Once I had the produced h5 model, I used Tkinter to create the python application.

from tkinter import *

import matplotlib.pyplot as plt
import numpy as np
import pandas as pd

import tensorflow as tf
from tensorflow import keras
from tensorflow.keras import layers

import tensorflow_docs as tfdocs
import tensorflow_docs.modeling
import tensorflow_docs.plots

#Import the script for loading a module
from load_model import load_solar_model
#The input from user requires some preprocessing
def prep_user_input(txt_in):
    txt_cleaned = ''.join(i for i in txt_in if (i.isdigit() or i == '.'))

    try:
        new_text = float(txt_cleaned)
    except ValueError:
        print('ERROR: Please enter a real numerical value!')
    predict_input = np.array([new_text])
    predict_input = predict_input[:1]

    # print(predict_input)
    return predict_input, txt_cleaned


#make all of my fonts the same
myfont = "Circular Std bold"
#Where is the model currently saved
mypath = 'E:\Daniel\Documents\_TAMU\_SPRING 2020\ECEN_489_POWER\_Solar_Project\CodeFiles\solar_model.h5'

#open the main window loop
window = Tk()
window.title("Solar Panels Carbon Offset Estimation App")
#window.geometry('700x700')

#BUTTON CLICKED ACTION
def run_prediction():
    #when button is clicked, gather what was in the text field
    number_of_panels = txt.get()

    #prep it through formatting for loading to the machine learning model
    predict_input, txt_cleaned = prep_user_input(number_of_panels)

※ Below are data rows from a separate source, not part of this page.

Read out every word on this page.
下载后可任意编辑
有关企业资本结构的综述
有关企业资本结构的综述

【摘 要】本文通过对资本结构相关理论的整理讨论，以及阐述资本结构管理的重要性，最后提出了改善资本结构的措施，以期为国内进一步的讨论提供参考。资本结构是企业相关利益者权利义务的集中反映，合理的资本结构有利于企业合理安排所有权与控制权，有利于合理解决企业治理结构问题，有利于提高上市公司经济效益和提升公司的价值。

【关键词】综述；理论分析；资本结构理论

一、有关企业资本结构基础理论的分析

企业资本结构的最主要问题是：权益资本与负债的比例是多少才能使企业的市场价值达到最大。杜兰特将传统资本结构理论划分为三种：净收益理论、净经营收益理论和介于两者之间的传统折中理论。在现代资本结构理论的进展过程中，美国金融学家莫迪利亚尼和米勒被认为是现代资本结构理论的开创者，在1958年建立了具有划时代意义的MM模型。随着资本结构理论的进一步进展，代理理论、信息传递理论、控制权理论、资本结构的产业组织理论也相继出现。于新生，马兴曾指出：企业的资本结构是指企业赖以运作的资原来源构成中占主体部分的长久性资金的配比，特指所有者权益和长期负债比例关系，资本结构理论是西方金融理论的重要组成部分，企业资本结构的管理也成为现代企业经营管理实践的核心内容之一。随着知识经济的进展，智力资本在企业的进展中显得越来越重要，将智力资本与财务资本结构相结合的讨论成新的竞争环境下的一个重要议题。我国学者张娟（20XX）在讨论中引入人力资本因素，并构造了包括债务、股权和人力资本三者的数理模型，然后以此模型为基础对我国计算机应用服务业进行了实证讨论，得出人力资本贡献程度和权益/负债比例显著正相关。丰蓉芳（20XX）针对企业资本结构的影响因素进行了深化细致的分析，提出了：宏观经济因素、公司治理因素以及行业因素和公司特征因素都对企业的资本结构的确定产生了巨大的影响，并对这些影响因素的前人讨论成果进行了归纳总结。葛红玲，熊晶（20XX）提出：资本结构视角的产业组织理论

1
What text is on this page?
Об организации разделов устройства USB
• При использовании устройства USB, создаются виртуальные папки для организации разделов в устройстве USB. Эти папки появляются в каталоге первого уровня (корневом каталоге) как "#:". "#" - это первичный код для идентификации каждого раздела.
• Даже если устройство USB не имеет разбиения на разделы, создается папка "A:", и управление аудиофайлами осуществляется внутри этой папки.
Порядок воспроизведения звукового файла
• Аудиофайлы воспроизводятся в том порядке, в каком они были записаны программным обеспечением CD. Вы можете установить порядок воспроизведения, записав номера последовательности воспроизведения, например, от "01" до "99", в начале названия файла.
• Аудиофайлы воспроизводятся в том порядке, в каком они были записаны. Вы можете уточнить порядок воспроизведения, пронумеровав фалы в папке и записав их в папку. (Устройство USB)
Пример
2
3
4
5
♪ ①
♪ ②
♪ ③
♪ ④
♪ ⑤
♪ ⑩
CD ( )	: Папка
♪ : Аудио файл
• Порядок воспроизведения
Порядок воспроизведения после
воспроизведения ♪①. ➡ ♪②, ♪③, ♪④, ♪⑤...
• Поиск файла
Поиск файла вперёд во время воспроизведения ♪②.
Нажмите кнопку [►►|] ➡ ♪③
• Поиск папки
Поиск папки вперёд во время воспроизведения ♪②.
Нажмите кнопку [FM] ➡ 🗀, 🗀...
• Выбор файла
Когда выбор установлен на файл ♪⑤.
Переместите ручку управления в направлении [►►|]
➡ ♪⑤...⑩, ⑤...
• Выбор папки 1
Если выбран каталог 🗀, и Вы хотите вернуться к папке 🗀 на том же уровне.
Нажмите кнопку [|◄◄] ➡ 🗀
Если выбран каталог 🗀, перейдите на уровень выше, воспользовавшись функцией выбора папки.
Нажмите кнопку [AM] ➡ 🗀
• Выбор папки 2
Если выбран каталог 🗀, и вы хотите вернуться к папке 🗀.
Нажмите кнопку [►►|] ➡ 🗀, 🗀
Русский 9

    #show the formatted array input to the user
    b.configure(text="Calculating Carbon Offset for: " + txt_cleaned + " panels") #change text to calulating
    print(predict_input)

    #send it to load_model for evaluating
    out_prediction = load_solar_model(predict_input, mypath)

    #Show the prediction
    pred_txt.configure(text = 'Predicted Carbon Offset(metric tons): ' + np.array2string(out_prediction))
    #.....


#DECRIPTIVE TEXT
b = Label(window, text ='Enter number of solar panels:', font=(myfont,10))
b.grid(column=1, row=0)

#TEXT INPUT
txt = Entry(window, width = 50)
txt.grid(column= 1, row = 1)

#MAIN CALCULATE BUTTON
calculate_btn = Button(window, text = "PREDICT", command = run_prediction, font=(myfont,10))
calculate_btn.grid(column = 1, row = 2)

#SHOW THE OUTPUT FOR GIVEN PREDICTION
pred_txt = Label(window, text ='Predicted carbon offset: ', font = (myfont,10))
pred_txt.grid(column = 1, row = 3)

window.mainloop()

import matplotlib.pyplot as plt
import numpy as np
import pandas as pd

import tensorflow as tf
from tensorflow import keras
from tensorflow.keras import layers
from tensorflow.keras.models import load_model

import tensorflow_docs as tfdocs
import tensorflow_docs.modeling
import tensorflow_docs.plots

def load_solar_model(number_panels, myPath):
    #load saved model
    carbon_model = load_model(myPath)
    #evaluate input into your model
    est_carbon_offset = carbon_model.predict(number_panels)
    return est_carbon_offset

#This will go into further parameters
#file path is user determined
# filepath = 'E:\Daniel\Documents\_TAMU\_SPRING 2020\ECEN_489_POWER\_Solar_Project\CodeFiles\solar_model.h5'
# number_panels = np.array([.3])
# cb_off = load_solar_model(number_panels[:1], filepath)

# print(number_panels)
# print(str(cb_off))

Conclusion

Using MAE as our loss value because the values were so large MSE might be a bad measure, we reached 92% accuracy or 8% MAE. Generally, the project was a success. In the future, I would like to develop this further for municipalities that may be looking at solar power.